Causes and concause of renal infarction
Most renal infarcts occur due to a thromboembolic event, or clots. This phenomenon can occur in many ways, from disturbances in the mechanisms of coagulation to physical traumas that lead to the development of clots. The following are some of the causes of renal infarction:
Due to the obstruction of renal blood flow:
• Renal artery stenosis
• Renal artery embolism
• Atrial fibrillation
• Mitral valve disease
• Oval foramen
• Renal artery thrombosis
• Renal artery aneurysm
• Renal venous thrombosis
Low levels of cardiac output leading to a low blood supply to the kidneys:
• Congestive heart disease
• Hypotension
• Cardiac surgical interventions

Symptoms of renal infarction

The symptoms found during a renal heart failure problem may be non-specific and is therefore diagnosed later than it should be. Kidney infarction may be the product of another underlying disease, further confusing the presentation. But there are a couple of specific kidney related symptoms that are as follows:
• Epigastric pain: largely observed on the epigastric dermatoma and often irradiated in the lower back or on the right or left side depending on the affected side.
• Pain in the side: experience as a very severe excruciating pain located on the side. The pain radiates in the lower back or on the left or right side.
• Painful abdomen, sometimes not treatable :: when the abdomen is palpated in the upper areas, one can appreciate intense pain on the epigastrium. This abdominal pain is not associated with pain of protection or rebound.
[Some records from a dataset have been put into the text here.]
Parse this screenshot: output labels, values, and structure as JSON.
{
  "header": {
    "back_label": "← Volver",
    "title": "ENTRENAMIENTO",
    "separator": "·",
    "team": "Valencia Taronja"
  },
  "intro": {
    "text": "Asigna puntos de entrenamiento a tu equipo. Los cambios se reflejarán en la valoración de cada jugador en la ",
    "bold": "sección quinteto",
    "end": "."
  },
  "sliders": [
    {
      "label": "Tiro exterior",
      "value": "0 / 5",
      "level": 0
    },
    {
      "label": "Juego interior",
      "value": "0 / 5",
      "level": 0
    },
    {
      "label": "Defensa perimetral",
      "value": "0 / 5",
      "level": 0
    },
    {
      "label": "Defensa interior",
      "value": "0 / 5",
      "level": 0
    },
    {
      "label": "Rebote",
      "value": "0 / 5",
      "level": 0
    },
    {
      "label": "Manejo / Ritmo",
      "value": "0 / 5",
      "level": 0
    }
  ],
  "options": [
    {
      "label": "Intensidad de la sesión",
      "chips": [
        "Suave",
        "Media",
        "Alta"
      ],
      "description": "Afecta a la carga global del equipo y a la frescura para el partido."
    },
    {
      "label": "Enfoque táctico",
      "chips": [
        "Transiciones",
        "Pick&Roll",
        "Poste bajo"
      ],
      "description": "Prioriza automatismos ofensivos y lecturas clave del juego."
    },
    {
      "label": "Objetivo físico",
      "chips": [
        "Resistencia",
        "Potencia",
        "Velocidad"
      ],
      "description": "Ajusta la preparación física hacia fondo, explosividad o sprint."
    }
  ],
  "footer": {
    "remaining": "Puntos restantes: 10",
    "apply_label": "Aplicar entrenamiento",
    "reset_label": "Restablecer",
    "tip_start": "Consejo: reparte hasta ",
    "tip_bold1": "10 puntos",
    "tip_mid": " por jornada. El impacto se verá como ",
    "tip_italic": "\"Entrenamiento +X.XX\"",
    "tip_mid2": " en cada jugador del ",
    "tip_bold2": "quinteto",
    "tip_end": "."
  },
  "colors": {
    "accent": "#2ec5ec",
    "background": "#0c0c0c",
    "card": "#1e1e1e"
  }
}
Diagnosis of renal infarction

Often, when the renal infarction occurs in an acute way, it is in the emergency room because of the patient who feels a strong pain in the lumbar and abdominal area. Once a brief history and a physical examination have been performed, the imaging tests will confirm that a renal infarction has actually occurred. Below are some tests that could be performed in a suspected case of renal failure:
• CT scan or MRI scan: provides a detailed look at the arteries supplying the kidneys
• Urinalysis: will help determine if blood is present in urine and in proteins and white blood cells
• Blood test: check if all blood values ​​are in normal values, looking for signs of anemia
• Doppler ultrasound: may be able to detect any calcifications or renal aneurysms
• Electrocardiogram and echocardiogram: used to visualize the electrical activity of the heart for the diagnosis of abnormalities in the function and to directly visualize the images of the heart, respectively.

Treatment

Prevention of kidney infarction

• General principles: since those with kidney problems often have high blood pressure, prescription of antihypertensive drugs is often required. High blood pressure caused by increased renin that occurs in renal failure. If thromboembolism is suspected to be a risk, the use of anticoagulant therapy may be justified. If the kidney atrophy has not yet occurred, reperfusion therapy should be considered.
• Diffuse atherosclerotic disease and atrial fibrillation
• Anticoagulation: commonly implemented via intravenous heparin followed by oral warfarin. Heparin is then stopped once the INR is stable and continues with warfarin. The INR target is to prevent renal infarction due to a clot between 2.0 and 3.0. However, this interval may need to be changed depending on the cause.

Acute surgeon treatment

• Percutaneous endovascular therapy: a procedure that directly opens blood vessels in the kidney to increase perfusion. It can be used for thrombolysis, thrombectomy and / or angioplasty with or without stent placement.
• Thrombolysis and thrombectomy: treatments to dissolve dangerous clots or to surgically remove a dangerous clot, respectively.
• Angioplasty: a procedure that opens the blocked blood vessel with or without stent placement. This can help improve blood pressure.
• Surgery: often reserved or severe cases of renal infarction such as in patients with traumatic renal artery occlusion and embolic renal artery occlusion. This involves the surgical removal of the obstruction.